The only real stand out issue was how glitchy the game can be at times. However this may only be present on the PlayStation 3 version, as that was the platform I used for my play through. This would happen most often during combat, which is a somewhat understandable time for such a thing to occur as being attacked by a horde of zombies compared to talking merrily along a beach can put more strain on the graphics. The image would freeze for a split second or, even worse, for a full 2 or 3 seconds – which is incredibly frustrating when in the midst of battle as it’s the equivalent of someone putting their hands over your eyes and expecting you to survive.
Sound cues play a vital part in survival, each zombie and sub type of zombie has a distinctive groan or screech that is specific to their class. Learning to tell the difference between these and also where the noise came from, can be incredibly handy when planning an attack. For example hearing a screech of a Suicider breed of special infected – one that will walk towards you and then explode it’s gross oozing puss all over you dealing massive, sometimes lethal damage – sends shivers down your spine but prepares you for what your next plan of action should be: to run!
The noises that the jungle wildlife creates around you are subtle and unobtrusive to your gaming, but fit well within this paradise-turned-hell, with soft bird calls and rustling leaves all adding to the effect.
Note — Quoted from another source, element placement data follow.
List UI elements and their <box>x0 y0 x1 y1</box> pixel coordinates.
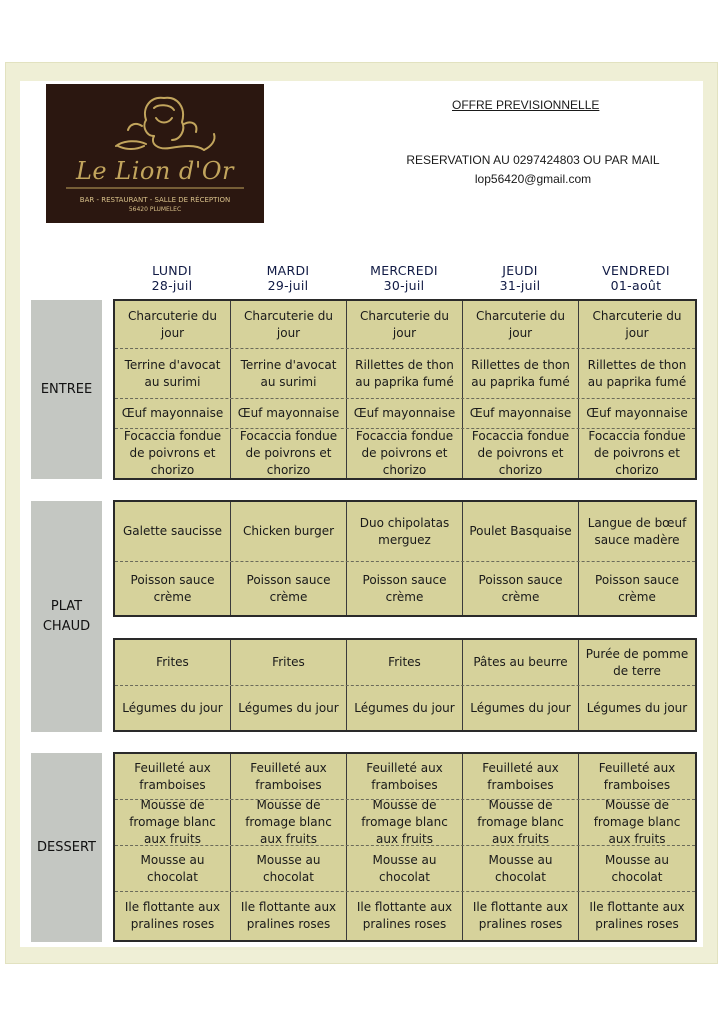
day-name: MERCREDI <box>370 263 438 278</box>
menu-item: Mousse au chocolat <box>115 846 231 891</box>
plat-table <box>113 500 697 617</box>
menu-item: Charcuterie du jour <box>231 301 347 348</box>
menu-item: Mousse de fromage blanc aux fruits <box>463 800 579 845</box>
menu-item: Terrine d'avocat au surimi <box>115 349 231 398</box>
menu-item: Mousse au chocolat <box>347 846 463 891</box>
menu-item: Feuilleté aux framboises <box>598 760 676 792</box>
menu-item: Ile flottante aux pralines roses <box>589 900 685 931</box>
logo-subtitle: BAR - RESTAURANT - SALLE DE RÉCEPTION <box>79 196 231 204</box>
day-header <box>578 263 694 293</box>
menu-item: Ile flottante aux pralines roses <box>115 892 231 940</box>
day-name: LUNDI <box>152 263 192 278</box>
menu-item: Charcuterie du jour <box>592 308 682 340</box>
menu-item: Galette saucisse <box>115 502 231 561</box>
menu-item: Légumes du jour <box>231 686 347 730</box>
menu-item: Ile flottante aux pralines roses <box>231 892 347 940</box>
menu-item: Ile flottante aux pralines roses <box>463 892 579 940</box>
menu-item: Langue de bœuf sauce madère <box>587 515 687 547</box>
menu-item: Rillettes de thon au paprika fumé <box>463 349 579 398</box>
day-date: 28-juil <box>151 278 193 293</box>
menu-item: Feuilleté aux framboises <box>347 754 463 799</box>
table-row <box>115 892 695 940</box>
menu-item: Mousse au chocolat <box>231 846 347 891</box>
table-row <box>115 846 695 892</box>
menu-item: Poisson sauce crème <box>115 562 231 615</box>
entree-table <box>113 299 697 480</box>
dessert-table <box>113 752 697 942</box>
day-header <box>346 263 462 293</box>
menu-item: Focaccia fondue de poivrons et chorizo <box>347 429 463 478</box>
menu-item: Mousse de fromage blanc aux fruits <box>347 800 463 845</box>
menu-item: Œuf mayonnaise <box>231 399 347 428</box>
table-row <box>115 429 695 478</box>
menu-item: Ile flottante aux pralines roses <box>347 892 463 940</box>
menu-item: Poisson sauce crème <box>595 572 679 604</box>
section-plat-chaud: PLAT CHAUD <box>31 501 102 732</box>
menu-item: Focaccia fondue de poivrons et chorizo <box>231 429 347 478</box>
day-header <box>462 263 578 293</box>
table-row <box>115 502 695 562</box>
menu-item: Frites <box>115 640 231 685</box>
menu-item: Légumes du jour <box>586 700 688 715</box>
menu-item: Mousse de fromage blanc aux fruits <box>231 800 347 845</box>
table-row <box>115 640 695 686</box>
day-date: 29-juil <box>267 278 309 293</box>
menu-item: Feuilleté aux framboises <box>231 754 347 799</box>
menu-item: Pâtes au beurre <box>463 640 579 685</box>
menu-item: Légumes du jour <box>347 686 463 730</box>
menu-item: Mousse de fromage blanc aux fruits <box>115 800 231 845</box>
reservation-email: lop56420@gmail.com <box>474 172 592 186</box>
menu-item: Feuilleté aux framboises <box>463 754 579 799</box>
table-row <box>115 754 695 800</box>
menu-item: Légumes du jour <box>115 686 231 730</box>
logo-city: 56420 PLUMELEC <box>128 206 182 213</box>
menu-item: Œuf mayonnaise <box>463 399 579 428</box>
day-header <box>114 263 230 293</box>
table-row <box>115 686 695 730</box>
table-row <box>115 349 695 399</box>
day-date: 31-juil <box>499 278 541 293</box>
menu-item: Mousse de fromage blanc aux fruits <box>593 800 681 845</box>
logo <box>46 84 264 223</box>
day-date: 01-août <box>610 278 662 293</box>
menu-item: Charcuterie du jour <box>463 301 579 348</box>
menu-item: Mousse au chocolat <box>463 846 579 891</box>
table-row <box>115 562 695 615</box>
menu-item: Poisson sauce crème <box>231 562 347 615</box>
menu-item: Feuilleté aux framboises <box>115 754 231 799</box>
menu-item: Chicken burger <box>231 502 347 561</box>
logo-name: Le Lion d'Or <box>75 157 235 185</box>
day-name: MARDI <box>266 263 310 278</box>
menu-item: Rillettes de thon au paprika fumé <box>347 349 463 398</box>
menu-item: Charcuterie du jour <box>347 301 463 348</box>
menu-item: Œuf mayonnaise <box>347 399 463 428</box>
menu-item: Focaccia fondue de poivrons et chorizo <box>115 429 231 478</box>
section-entree: ENTREE <box>31 300 102 479</box>
day-name: JEUDI <box>502 263 538 278</box>
day-name: VENDREDI <box>602 263 670 278</box>
menu-item: Terrine d'avocat au surimi <box>231 349 347 398</box>
day-header <box>230 263 346 293</box>
menu-item: Duo chipolatas merguez <box>347 502 463 561</box>
table-row <box>115 399 695 429</box>
menu-item: Légumes du jour <box>463 686 579 730</box>
menu-item: Poisson sauce crème <box>347 562 463 615</box>
menu-item: Rillettes de thon au paprika fumé <box>587 357 687 389</box>
menu-item: Frites <box>231 640 347 685</box>
menu-item: Poulet Basquaise <box>463 502 579 561</box>
menu-item: Mousse au chocolat <box>605 852 669 884</box>
table-row <box>115 800 695 846</box>
section-dessert: DESSERT <box>31 753 102 942</box>
offer-title: OFFRE PREVISIONNELLE <box>452 98 600 112</box>
menu-item: Poisson sauce crème <box>463 562 579 615</box>
menu-item: Focaccia fondue de poivrons et chorizo <box>588 429 686 477</box>
accompaniment-table <box>113 638 697 732</box>
reservation-phone: RESERVATION AU 0297424803 OU PAR MAIL <box>406 153 660 167</box>
menu-item: Focaccia fondue de poivrons et chorizo <box>463 429 579 478</box>
menu-item: Frites <box>347 640 463 685</box>
menu-item: Œuf mayonnaise <box>586 406 688 420</box>
reservation-info <box>395 151 671 189</box>
menu-item: Œuf mayonnaise <box>115 399 231 428</box>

The score of background music changes depending on location as well as activity, for example, whilst being attacked from all sides by an overwhelming number of zombies, the music becomes much more punchy and intense, with a much faster tempo to instil a sense of panic and help pump you up with adrenaline, ready to fight for survival.
I personally enjoyed the little outburst from my character whilst in a heated battle or just after having killed an entire horde of zombies – “just stay, the fuck, DOWN!” – Often I was shouting this myself at the screen from rage and frustration so it seemed apt.
Riptide is not a BAD game, it’s fun for killing some zombies and gamers can spend hours upon hours lost in this horrific paradise, but trying to give this game a serious story line and meaningful quests to pull at the audiences heartstrings just doesn’t work. It’s not quite the hack and slash mindless fun like the notable zombies title “Left 4 Dead”, nor is it enthralling enough to provide a unique or memorable experience, which leaves Riptide perched on the fence in a precarious position where it could become forgettable quite easily.
Merely completing this game is a challenge for those who, like me, expected much more from the two games, and feel this game doesn’t quite “fit”, and even more so considering all the feedback the developers received from the last title. If you can overlook all these shortcomings, Riptide can provide a certain amount of gameplay to entertain when you’re looking to kill a few hours or vent some frustrations, if not, best leave it sitting on the shelf.